Integrate Eve with the developed ML and inference methods. Adam used special purpose bioinformatics software and propositional ML to generate hypotheses. The extension to using SRL will enable richer and more general hypotheses to be generated. The newly developed SRL hypothesis generation methods and active learning will enable Eve to more economically form and test hypotheses using principled methods.

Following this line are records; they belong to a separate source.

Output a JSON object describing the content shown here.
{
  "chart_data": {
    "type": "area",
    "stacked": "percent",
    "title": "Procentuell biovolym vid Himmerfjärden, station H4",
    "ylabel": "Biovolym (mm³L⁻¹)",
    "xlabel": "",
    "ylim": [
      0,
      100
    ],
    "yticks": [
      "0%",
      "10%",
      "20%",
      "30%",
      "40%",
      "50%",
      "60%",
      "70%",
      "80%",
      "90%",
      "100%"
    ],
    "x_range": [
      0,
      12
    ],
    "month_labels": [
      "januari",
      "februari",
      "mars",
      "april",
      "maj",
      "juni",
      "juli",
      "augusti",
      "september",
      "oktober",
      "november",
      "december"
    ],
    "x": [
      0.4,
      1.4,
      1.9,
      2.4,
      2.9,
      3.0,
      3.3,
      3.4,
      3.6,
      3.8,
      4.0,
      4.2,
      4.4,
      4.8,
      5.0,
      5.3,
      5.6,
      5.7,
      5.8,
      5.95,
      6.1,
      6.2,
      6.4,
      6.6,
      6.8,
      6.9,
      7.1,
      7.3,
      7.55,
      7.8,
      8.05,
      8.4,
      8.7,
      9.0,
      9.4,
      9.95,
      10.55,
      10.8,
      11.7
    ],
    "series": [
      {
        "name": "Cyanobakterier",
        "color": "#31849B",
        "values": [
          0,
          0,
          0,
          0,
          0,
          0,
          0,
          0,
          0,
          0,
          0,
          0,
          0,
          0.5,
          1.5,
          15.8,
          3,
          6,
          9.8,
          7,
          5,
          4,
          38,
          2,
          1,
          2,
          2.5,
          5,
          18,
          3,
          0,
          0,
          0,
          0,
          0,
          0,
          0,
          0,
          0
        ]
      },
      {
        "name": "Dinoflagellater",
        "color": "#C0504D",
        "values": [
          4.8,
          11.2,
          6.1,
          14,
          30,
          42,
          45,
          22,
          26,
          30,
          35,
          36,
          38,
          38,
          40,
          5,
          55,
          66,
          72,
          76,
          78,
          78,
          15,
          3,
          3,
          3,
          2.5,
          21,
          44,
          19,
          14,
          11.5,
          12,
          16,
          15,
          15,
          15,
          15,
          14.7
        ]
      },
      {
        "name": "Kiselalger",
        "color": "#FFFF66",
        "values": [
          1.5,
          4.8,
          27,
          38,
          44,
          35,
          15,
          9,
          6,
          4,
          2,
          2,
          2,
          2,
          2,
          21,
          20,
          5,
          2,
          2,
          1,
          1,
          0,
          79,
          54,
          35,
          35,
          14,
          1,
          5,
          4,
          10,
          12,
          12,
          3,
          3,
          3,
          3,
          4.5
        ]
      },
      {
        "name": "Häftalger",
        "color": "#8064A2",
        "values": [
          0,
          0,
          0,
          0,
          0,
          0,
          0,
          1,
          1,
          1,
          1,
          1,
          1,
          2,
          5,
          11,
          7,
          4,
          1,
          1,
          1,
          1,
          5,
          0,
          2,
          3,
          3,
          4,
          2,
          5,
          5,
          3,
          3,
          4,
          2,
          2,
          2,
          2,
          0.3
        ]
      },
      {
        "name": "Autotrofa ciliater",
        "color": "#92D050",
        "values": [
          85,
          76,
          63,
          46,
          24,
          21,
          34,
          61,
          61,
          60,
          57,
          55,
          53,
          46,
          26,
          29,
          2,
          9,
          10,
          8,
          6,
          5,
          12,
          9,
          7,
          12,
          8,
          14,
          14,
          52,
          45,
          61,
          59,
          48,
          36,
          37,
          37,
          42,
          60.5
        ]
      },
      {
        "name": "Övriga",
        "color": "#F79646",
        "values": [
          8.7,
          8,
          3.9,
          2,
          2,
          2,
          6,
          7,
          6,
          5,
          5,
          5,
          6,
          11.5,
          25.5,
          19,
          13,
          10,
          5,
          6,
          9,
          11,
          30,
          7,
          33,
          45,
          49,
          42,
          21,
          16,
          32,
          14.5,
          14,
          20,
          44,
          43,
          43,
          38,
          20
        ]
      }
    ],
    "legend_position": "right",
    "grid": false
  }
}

Evaluate AdaLab by application to the S. cerevisiae diauxic shift. To evaluate the utility of the proposed AdaLab framework we will demonstrate it working using Eve and human experts in yeast biology, with application to the yeast diauxic shift. We predict that by the end of the project AdaLab will be able to outperform human scientists by more than 20% in this limited but important scientific area, providing an objective evaluation of success. Furthermore, publishable results on the yeast diauxic shift will be an objective evidence for the success of the project.
Investigation of the Warburg effect in cancer, and of calorie restriction in ageing using yeast as a model system. We will use yeast diauxic shift to investigate the Warburg effect. A deeper understanding of the mechanisms responsible for the diauxic shift in yeast may suggest new opportunities for therapeutic intervention in cancer, and aging.